The Management Board of Budimex S.A., acting on the basis of Article 70(1) of the Act of 29 July 2005 on public offering and conditions governing the introduction of financial instruments to organised trading and on public companies, has published a notification received from Ferrovial Construction ‎International SE.‎

The text of the notification is available below.

On behalf of Ferrovial Construction International SE pursuant to Article 69.1. I of the Act of 29 July 2005 on Public Offering and the Conditions Governing the Introduction of Financial Instruments to Organized Trading and on Public Companies (“POA”), we hereby notify you as follows:

On 13 April 2023, the shareholders of .Ferrovial, S.A., the Ferrovial Group’s former parent company (“Ferrovial”) approved the proposal by Ferrovial’s Board of Directors to carry out a corporate reorganization through a cross-border merger resulting in Ferrovial, being absorbed by its wholly owned Dutch subsidiary, Ferrovial SE (former name: Ferrovial International SE) (the “Merger”). As a result of the Merger, Ferrovial ceased to exist and Ferrovial SE survived as the group’s parent company. Upon completion of the Merger, Ferrovial SE was renamed from Ferrovial International SE into Ferrovial SE. The Merger is effective as of June 16, 2023.

The Merger does not entail any variation in respect of Budimex, S.A. (“Company”). The group’s fully owned, indirect subsidiary, Ferrovial Construction International SE remains as the controlling shareholder of the Company after the Merger.

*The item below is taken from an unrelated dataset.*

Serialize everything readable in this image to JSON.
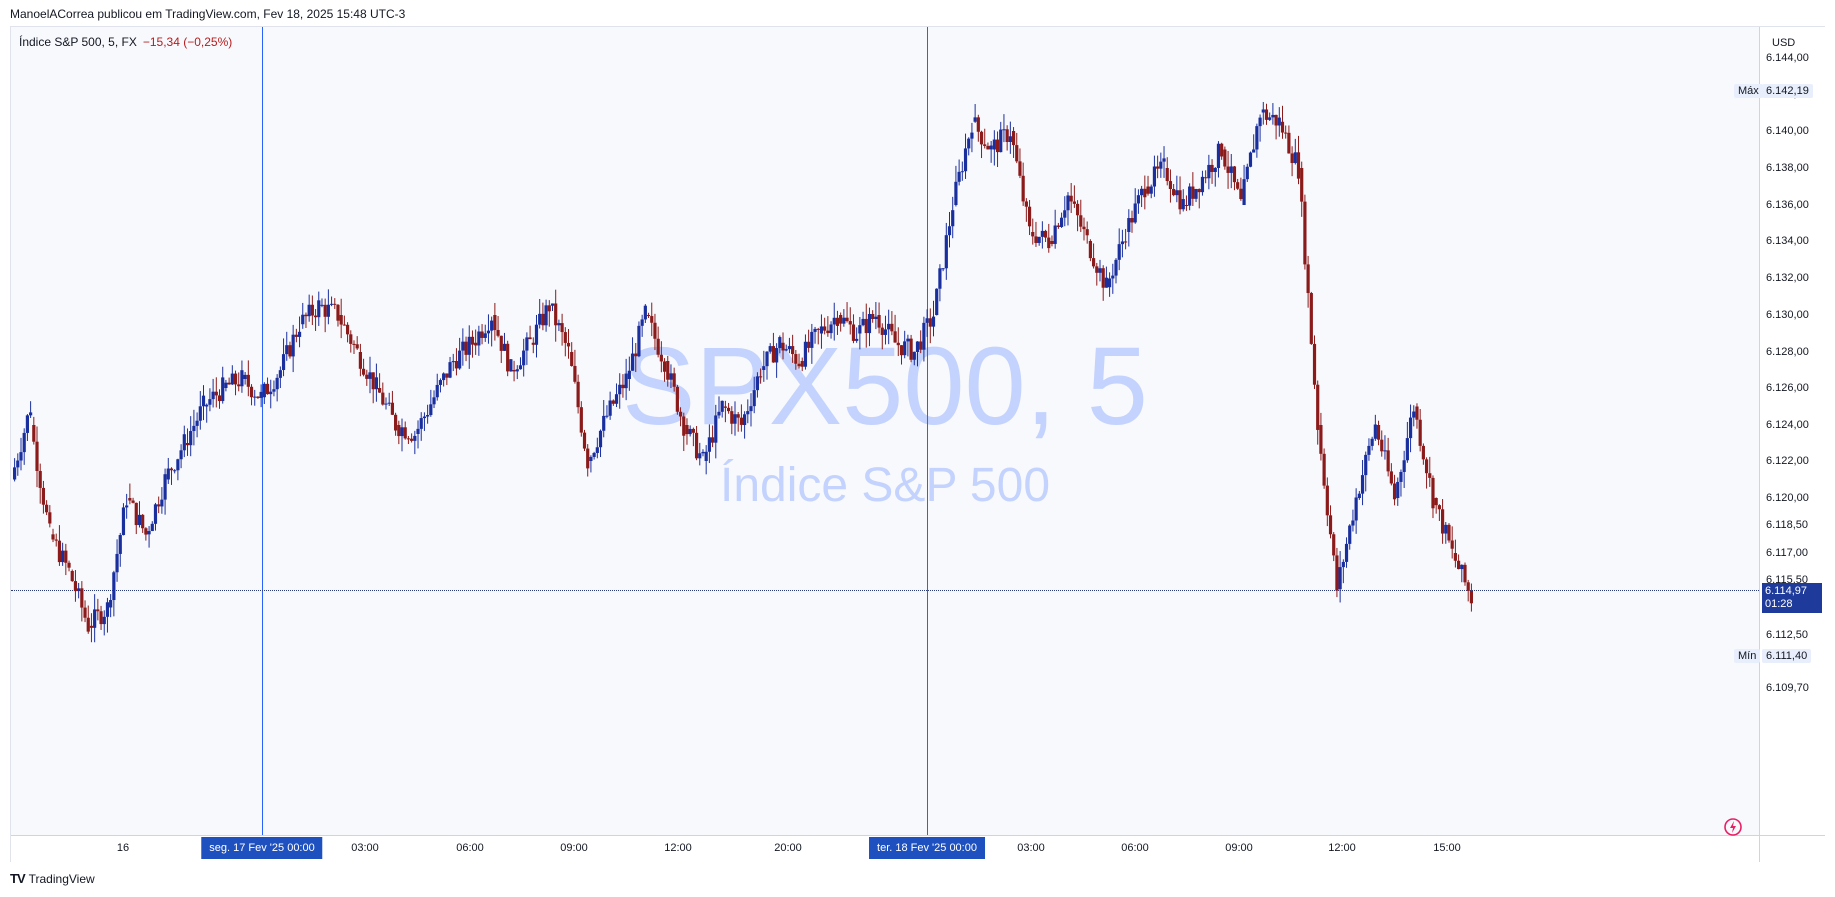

I.NUMBER OF SHARES POSSESSED PRIOR TO MERGER AND PERCENTAGE SHARE IN SHARE CAPITAL (THE SAME FOR NUMBER OF VOTES):

– 12,801,654 shares.

– 50.14% share capital.

– 12,801,654 votes.

– 50.14% share in total number of votes,

2.CURRENT NUMBER OF SHARES AND ITS PERCENTAGE SHARE IN SHARE CAPITAL (THE SAME FOR NUMBER OF VOTES):

– 12,801,654 shares.

– 50.14% share capital.

– 12,801,654 votes.

– 50.14% share in total number of votes,

3.COMPANIES OF FERROVIAL CONSTRUCTION INTERNATIONAL SE THAT ARE IN POSSESSION OF COMPANY’S SHARES: none.

4.1NFORMATION ABOUT THIRD PARTY WITH WHICH THE SHAREHOLDER ENTERED INTO AN AGREEMENT ON THE TRANSFER OF RIGHT TO EXERCISE VOTING RIGHTS: none.

5.NUMBER OF VOTES FROM SHARES CALCULATED IN ACCORDANCE WITH ART 69b.2 OF THE POA TO ACQUISITION OF WHICH IS ENTITLED OR OBLIGED AS A HOLDER OF FINANCIAL INSTRUMENTS, REFERRED TO IN ART. 69b.1 p.l OF THE POA, AS WELL AS FINANCIAL INSTRUMENTS REFERRED TO IN ART. 69b1. p.2 THAT ARE NOT SETTLED IN CASH, TYPE OR NAME OF SUCH FINANCIAL INSTRUMENTS, DATE OF THEIR EXPIRY AND DATE OR DEADLINE BY WHICH THE ACQUISITION OF SHARES MAY OR WILL OCCUR: none.

6.NUMBER OF VOTES FROM SHARES, CALCULATED IN ACCORDANCE WITH ART. 69.b 3 OF THE POA, TO WHICH DIRECTLY OR INDIRECTLY THE FINANCIAL INSTRUMENTS REFERRED TO IN ART. 69b1 p.2 OF THE POA ARE REFERENCED, TYPE AND NAME OF THE FINANCIAL INSTRUMENTS AND A DATE OF THEIR EXPIRY: none.

7.TOTAL NUMBER OF VOTES ACCORDING TO POINT 2, 5 AND 6 AND ITS PERCENTAGE SHARE IN THE TOTAL NUMBER OF VOTES: before Merger, Ferrovial Construction International SE directly held the above-mentioned 12,801,654 votes constituting 50.14% share in total number of votes; and after the Merger, Ferrovial Construction International SE directly holds 12,801,654 votes constituting 50.14% share in the total numer of votes.